Single by JD Natasha

from the album Imperfecta-Imperfect
- Released: June 1, 2004
- Genre: Rock/Pop/Alternative Music
- Length: 3:04
- Label: EMI, EMI Music Televisa
- Songwriter(s): JD Natasha, Martin Chan
- Producer(s): Sebastián Krys, Gustavo Menéndez

JD Natasha singles chronology
|  | "Lágrimas" (2004) | "Tanto" (2004) |

= Lágrimas (JD Natasha song) =

"Lágrimas" was the first single of JD Natasha's first album Imperfecta-Imperfect. The single was an international hit, ranking at number 14 on the Billboard Hot Latin Tracks chart for 3 weeks in 2004. The song was co-written by Martin Chan (Volumen Cero) and Natasha and brought her first notoriety.

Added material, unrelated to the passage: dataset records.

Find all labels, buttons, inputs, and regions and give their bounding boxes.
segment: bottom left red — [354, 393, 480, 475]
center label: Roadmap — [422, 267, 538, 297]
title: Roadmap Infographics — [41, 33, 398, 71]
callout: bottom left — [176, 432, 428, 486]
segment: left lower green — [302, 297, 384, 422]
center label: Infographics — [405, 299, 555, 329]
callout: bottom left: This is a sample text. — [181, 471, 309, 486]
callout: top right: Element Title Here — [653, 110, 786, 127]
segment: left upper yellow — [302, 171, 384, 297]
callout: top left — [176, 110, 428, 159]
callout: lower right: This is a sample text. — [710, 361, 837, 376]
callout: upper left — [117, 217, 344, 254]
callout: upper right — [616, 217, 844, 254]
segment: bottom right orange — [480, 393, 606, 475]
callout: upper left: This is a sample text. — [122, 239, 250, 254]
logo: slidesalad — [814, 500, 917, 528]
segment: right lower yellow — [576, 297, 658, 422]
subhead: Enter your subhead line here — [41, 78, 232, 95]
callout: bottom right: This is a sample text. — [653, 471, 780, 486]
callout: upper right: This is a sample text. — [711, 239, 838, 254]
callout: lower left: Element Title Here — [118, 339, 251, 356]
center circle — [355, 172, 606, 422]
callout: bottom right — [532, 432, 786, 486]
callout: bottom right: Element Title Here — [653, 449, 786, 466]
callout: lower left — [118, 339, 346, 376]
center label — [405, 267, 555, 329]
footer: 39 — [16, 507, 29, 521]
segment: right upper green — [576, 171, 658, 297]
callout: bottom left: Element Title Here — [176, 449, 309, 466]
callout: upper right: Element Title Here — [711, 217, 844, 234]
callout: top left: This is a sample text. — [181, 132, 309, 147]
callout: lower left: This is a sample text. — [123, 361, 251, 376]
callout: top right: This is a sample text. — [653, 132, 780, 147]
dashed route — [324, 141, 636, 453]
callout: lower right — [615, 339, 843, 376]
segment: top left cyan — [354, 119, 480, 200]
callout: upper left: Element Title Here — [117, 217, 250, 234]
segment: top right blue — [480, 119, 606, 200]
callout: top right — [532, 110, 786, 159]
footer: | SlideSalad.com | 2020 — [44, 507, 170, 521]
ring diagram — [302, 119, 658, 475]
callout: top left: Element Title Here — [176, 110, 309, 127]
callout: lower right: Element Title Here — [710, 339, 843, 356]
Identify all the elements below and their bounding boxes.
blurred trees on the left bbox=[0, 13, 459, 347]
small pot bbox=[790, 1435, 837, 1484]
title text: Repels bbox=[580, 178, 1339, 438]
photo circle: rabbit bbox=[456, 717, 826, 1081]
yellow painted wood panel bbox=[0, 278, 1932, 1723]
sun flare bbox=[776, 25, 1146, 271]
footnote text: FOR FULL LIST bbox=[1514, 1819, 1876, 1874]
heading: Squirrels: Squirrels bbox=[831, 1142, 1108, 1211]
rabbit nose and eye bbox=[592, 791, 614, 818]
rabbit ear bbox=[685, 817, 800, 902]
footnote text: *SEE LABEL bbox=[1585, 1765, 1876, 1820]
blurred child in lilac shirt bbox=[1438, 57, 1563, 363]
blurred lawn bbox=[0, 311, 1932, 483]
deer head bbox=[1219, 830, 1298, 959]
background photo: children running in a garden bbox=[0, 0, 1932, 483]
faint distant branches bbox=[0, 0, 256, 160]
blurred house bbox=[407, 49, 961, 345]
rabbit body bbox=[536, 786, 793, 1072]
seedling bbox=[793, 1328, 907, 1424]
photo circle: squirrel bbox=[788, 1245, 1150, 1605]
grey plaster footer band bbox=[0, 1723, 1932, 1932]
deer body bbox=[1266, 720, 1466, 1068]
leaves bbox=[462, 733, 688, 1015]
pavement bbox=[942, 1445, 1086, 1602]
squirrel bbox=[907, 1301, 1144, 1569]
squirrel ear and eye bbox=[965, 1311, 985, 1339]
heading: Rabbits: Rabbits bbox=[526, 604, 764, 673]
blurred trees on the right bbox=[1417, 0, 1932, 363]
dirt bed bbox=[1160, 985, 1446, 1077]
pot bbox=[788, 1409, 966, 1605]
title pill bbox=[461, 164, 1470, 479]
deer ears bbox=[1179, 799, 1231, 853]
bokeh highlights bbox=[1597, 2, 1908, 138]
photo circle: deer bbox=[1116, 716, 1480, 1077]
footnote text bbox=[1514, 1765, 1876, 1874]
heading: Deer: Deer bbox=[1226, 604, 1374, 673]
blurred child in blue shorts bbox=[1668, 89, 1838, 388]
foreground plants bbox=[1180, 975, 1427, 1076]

On 2005, "Lágrimas" was nominated in the 6th Annual Latin Grammy Awards in the category of "Rock Song".

==Track listing==
1. Lágrimas (Full Acoustic Version) (2:59)
2. Lágrimas (Album Version) (3:04)

==Video==
The video was directed by Pablo Croce and taped in an old mansion in Argentina; in the video, Natasha is fighting with her inner voices and playing her song with an amazing feeling. The video was a hit in Pepsi Musica and MTV International.
The video peaked number one on MTV Español.